En la tarde que pude observar este idílico paisaje, sentí que era poesía que allí estaba escrito un poema, que Delfos no dejaba de ser el mejor poema que hube leído nunca. Que bajo sus juegos de colores, donde todos los paisajes se funden con un mar donde algún día cayó Egeo, y desde mi punto de vista tuvo suerte, la suerte del que muere en un bello lugar, tanto que la muerte pasa a un segundo plano. Ese mar araña las montañas hasta hacer un único paisaje, donde las montañas practican la mezcla de tonos para pasar los límites de la belleza. Es Delfos el inmenso Delfos, quizá fue esto lo que me fascinó, su inmensidad y al mismo tiempo su belleza, que mirase donde lo hiciese no dejaba de impresionarme y de hacer sentir sobre Delfos.
Nuestro recorrido por el país terminó con la visita a Meteora.
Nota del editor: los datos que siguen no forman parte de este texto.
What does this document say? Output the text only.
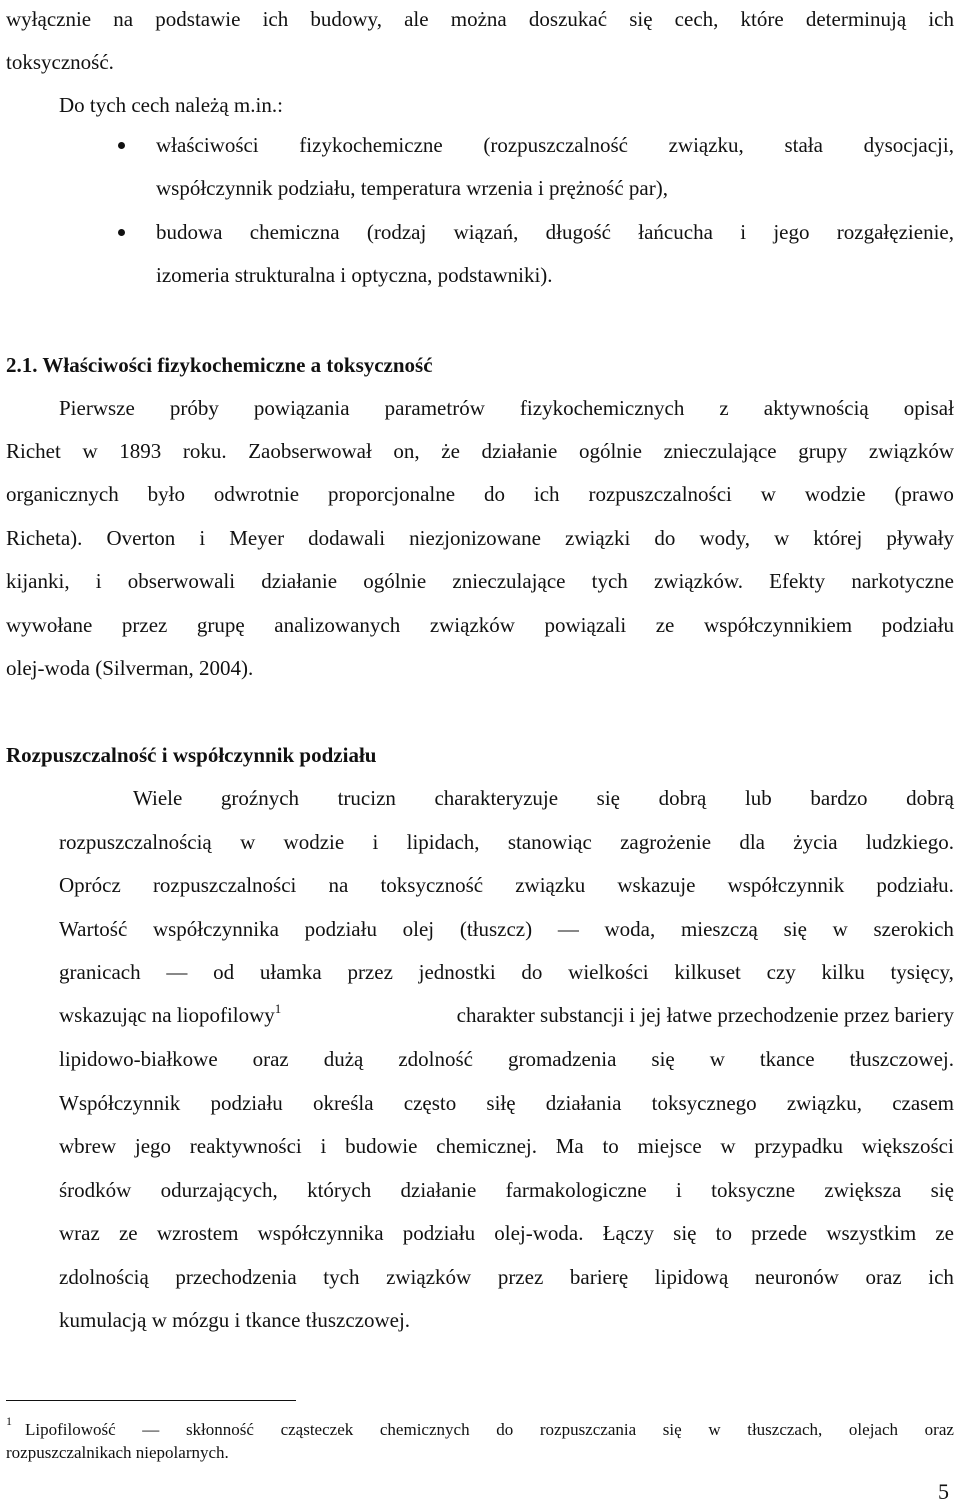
wyłącznie na podstawie ich budowy, ale można doszukać się cech, które determinują ich
toksyczność.
Do tych cech należą m.in.:
właściwości fizykochemiczne (rozpuszczalność związku, stała dysocjacji,
współczynnik podziału, temperatura wrzenia i prężność par),
budowa chemiczna (rodzaj wiązań, długość łańcucha i jego rozgałęzienie,
izomeria strukturalna i optyczna, podstawniki).
2.1. Właściwości fizykochemiczne a toksyczność
Pierwsze próby powiązania parametrów fizykochemicznych z aktywnością opisał
Richet w 1893 roku. Zaobserwował on, że działanie ogólnie znieczulające grupy związków
organicznych było odwrotnie proporcjonalne do ich rozpuszczalności w wodzie (prawo
Richeta). Overton i Meyer dodawali niezjonizowane związki do wody, w której pływały
kijanki, i obserwowali działanie ogólnie znieczulające tych związków. Efekty narkotyczne
wywołane przez grupę analizowanych związków powiązali ze współczynnikiem podziału
olej-woda (Silverman, 2004).
Rozpuszczalność i współczynnik podziału
Wiele groźnych trucizn charakteryzuje się dobrą lub bardzo dobrą
rozpuszczalnością w wodzie i lipidach, stanowiąc zagrożenie dla życia ludzkiego.
Oprócz rozpuszczalności na toksyczność związku wskazuje współczynnik podziału.
Wartość współczynnika podziału olej (tłuszcz) — woda, mieszczą się w szerokich
granicach — od ułamka przez jednostki do wielkości kilkuset czy kilku tysięcy,
wskazując na liopofilowy$^1$	charakter substancji i jej łatwe przechodzenie przez bariery
lipidowo-białkowe oraz dużą zdolność gromadzenia się w tkance tłuszczowej.
Współczynnik podziału określa często siłę działania toksycznego związku, czasem
wbrew jego reaktywności i budowie chemicznej. Ma to miejsce w przypadku większości
środków odurzających, których działanie farmakologiczne i toksyczne zwiększa się
wraz ze wzrostem współczynnika podziału olej-woda. Łączy się to przede wszystkim ze
zdolnością przechodzenia tych związków przez barierę lipidową neuronów oraz ich
kumulacją w mózgu i tkance tłuszczowej.
1 Lipofilowość — skłonność cząsteczek chemicznych do rozpuszczania się w tłuszczach, olejach oraz
rozpuszczalnikach niepolarnych.
5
Es un lugar verdaderamente bonito. Su atractivo reside en sus monasterios, más de veinte en total; los monasterios están literalmente colgados en las cimas de unas estrechas «montañas» de piedra de modo que son prácticamente inaccesibles. Antiguamente los monjes subían y bajaban en cestas con el mismo mecanismo que una tirolina, y algunos lo siguen haciendo -¡ lástima que nosotros no podíamos utilizarlas!-.
Continuamos nuestro itinerario, el cual había llegado a su fin. Volvimos a Atenas, hicimos las compras en el barrio de Plaka, una acumulación de tiendas y restaurantes donde los mismos comerciantes te meten en su tienda e intentan venderte cualquier cosa con una simpatía que seguro que les da dinero.
Lector, si algún día vas a Plaka regatea todo lo que puedas, obtendrás gratas sorpresas.
Y así llegamos a Santander, a nuestras espaldas un precioso viaje que recomiendo a todo aquel que sepa apreciarlo. Y por supuesto agradezco a Luisma y a María -los profesores que vinieron- su paciencia y tiempo y no me puedo olvidar de Javier Bonet, que aunque no embarcó, trabajó duro en tierra.